En este evangelio no puedo dejar de recordar que he podido estar en ese lugar en Tierra Santa, y eso me lleva a pensar en la amistad, el poder de la verdadera amistad que relata Lucas. Digo la verdadera amistad porque son los verdaderos amigos quienes intentan cualquier cosa y se arriesgan a todo con tal de que uno pueda alcanzar lo que sueña: en este caso llegar hasta Jesús para que sane a un amigo. No les importa el esfuerzo, ni los obstáculos son grandes barreras, todo lo contrario cuando un amigo está queriendo alcanzar algo no se tienen en cuenta los sacrificios, y los obstáculos son sólo granitos de arena a saltar, porque lo que se busca es el bien de la persona a la que se ama. Y la amistad es uno de los grados más hermosos del amor.

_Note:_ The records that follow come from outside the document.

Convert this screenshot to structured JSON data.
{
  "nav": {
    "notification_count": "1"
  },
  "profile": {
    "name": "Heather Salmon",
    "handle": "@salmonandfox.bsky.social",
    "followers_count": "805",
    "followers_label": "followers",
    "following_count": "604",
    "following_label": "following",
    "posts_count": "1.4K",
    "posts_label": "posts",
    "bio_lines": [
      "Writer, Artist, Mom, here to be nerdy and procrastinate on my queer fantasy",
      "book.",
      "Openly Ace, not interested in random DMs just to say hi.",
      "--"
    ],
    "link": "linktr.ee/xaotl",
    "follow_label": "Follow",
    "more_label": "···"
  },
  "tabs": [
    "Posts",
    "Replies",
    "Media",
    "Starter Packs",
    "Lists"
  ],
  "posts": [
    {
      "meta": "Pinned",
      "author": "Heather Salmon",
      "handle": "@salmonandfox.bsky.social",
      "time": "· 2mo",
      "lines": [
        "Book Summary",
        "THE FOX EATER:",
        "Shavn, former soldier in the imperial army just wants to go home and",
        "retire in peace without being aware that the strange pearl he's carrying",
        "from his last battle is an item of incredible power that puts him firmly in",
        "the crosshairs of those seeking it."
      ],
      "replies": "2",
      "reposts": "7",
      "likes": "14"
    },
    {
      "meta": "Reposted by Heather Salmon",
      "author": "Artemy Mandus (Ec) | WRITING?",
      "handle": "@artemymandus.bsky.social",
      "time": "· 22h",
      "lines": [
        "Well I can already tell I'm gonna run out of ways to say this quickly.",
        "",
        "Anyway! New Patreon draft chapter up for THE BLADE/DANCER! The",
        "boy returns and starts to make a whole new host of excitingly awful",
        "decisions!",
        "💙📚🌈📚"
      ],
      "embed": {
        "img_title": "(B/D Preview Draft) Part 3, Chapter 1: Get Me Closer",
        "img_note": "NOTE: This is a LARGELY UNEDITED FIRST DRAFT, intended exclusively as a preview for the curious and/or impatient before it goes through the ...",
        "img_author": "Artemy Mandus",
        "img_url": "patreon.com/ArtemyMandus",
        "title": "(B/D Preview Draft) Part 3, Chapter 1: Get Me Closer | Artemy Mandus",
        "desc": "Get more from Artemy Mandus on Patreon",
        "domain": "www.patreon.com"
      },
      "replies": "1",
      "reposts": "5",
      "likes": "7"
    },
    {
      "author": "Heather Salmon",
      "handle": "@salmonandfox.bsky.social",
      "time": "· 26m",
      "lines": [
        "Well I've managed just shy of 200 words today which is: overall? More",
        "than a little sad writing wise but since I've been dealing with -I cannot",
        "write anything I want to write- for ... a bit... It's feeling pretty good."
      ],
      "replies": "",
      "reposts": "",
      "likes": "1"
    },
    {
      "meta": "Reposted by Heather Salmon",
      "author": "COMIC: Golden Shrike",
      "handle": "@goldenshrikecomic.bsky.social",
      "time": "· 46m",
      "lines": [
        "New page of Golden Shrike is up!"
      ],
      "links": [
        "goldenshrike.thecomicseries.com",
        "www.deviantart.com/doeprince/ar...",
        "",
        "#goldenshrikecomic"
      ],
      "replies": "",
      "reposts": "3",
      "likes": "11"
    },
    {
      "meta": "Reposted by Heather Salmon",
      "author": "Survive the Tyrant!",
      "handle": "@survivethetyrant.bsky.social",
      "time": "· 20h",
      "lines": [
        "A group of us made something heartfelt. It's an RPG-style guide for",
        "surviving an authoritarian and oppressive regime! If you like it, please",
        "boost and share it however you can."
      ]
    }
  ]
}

Pero también el evangelio nos muestra otro tipo de personas, aquellas que siempre están queriendo poner obstáculos en tu vida, que no buscan con sinceridad tu mejor bien, sino que siempre están queriendo minar tus progresos, no te ayudan a encontrar la luz sino que andan en las tinieblas y te llenan el corazón de oscuridad. Están aquellos que con mentiras y medias verdades intentan hundir tu vida sin ayudarte a crecer, sino todo lo contrario, buscan destruir tus ideales con tal de seguir siendo ellos, aparentemente, los mejores.
Claro que estas dos personas, algunas veces, o mejor dicho, siempre estarán no sólo cerca nuestro sino dentro nuestro. Es una realidad que no somos iguales con todos, pues tenemos diferentes tipos de amor y de amistad con las personas, pero tenemos que saber distinguir cómo somos, realmente, con cada una. Es cierto que no podremos ser iguales con todos, pero sí saber comportarnos y dar lo mejor de nosotros a todos, porque el pecado que habita en nosotros nos hace, en algunos casos, sacar lo peor de nosotros y podemos llegar a ser los amigos malos de la película.
La venganza, el rencor, la envidia, el orgullo y la vanidad (y tantas otras plagas que nos dejó el pecado original) habitan en nosotros y depende el momento y la persona afloran sin pensarlo, por eso necesitamos siempre recurrir al Espíritu Santo para que nos ayude a reconocer nuestras actitudes, nuestra forma de actuar pues como discípulos de Cristo hemos de ser aquellos hermanos-amigos que hacen lo imposible para que los demás puedan alcanzar sus mejores ideales, para que les sirvamos de ayuda para llegar al Señor, pues nuestra vida es luz, camino y guía para que puedan llegar a Jesús.
No dejemos que ciertos días o momentos o situaciones empañen nuestra función de samaritanos de nuestros prójimos, sino que todo lo contrario, estemos siempre dispuestos para salir al encuentro del que necesita de mi ayuda para alcanzar la salvación, como María que "presurosa" partió a la casa de Isabel pues sabía que su prima esta embarazada y necesitaba ayuda. Dejemos de lado nuestro YO y vayamos presurosos al encuentro de los hermanos para ayudarlos a llegar a Jesús.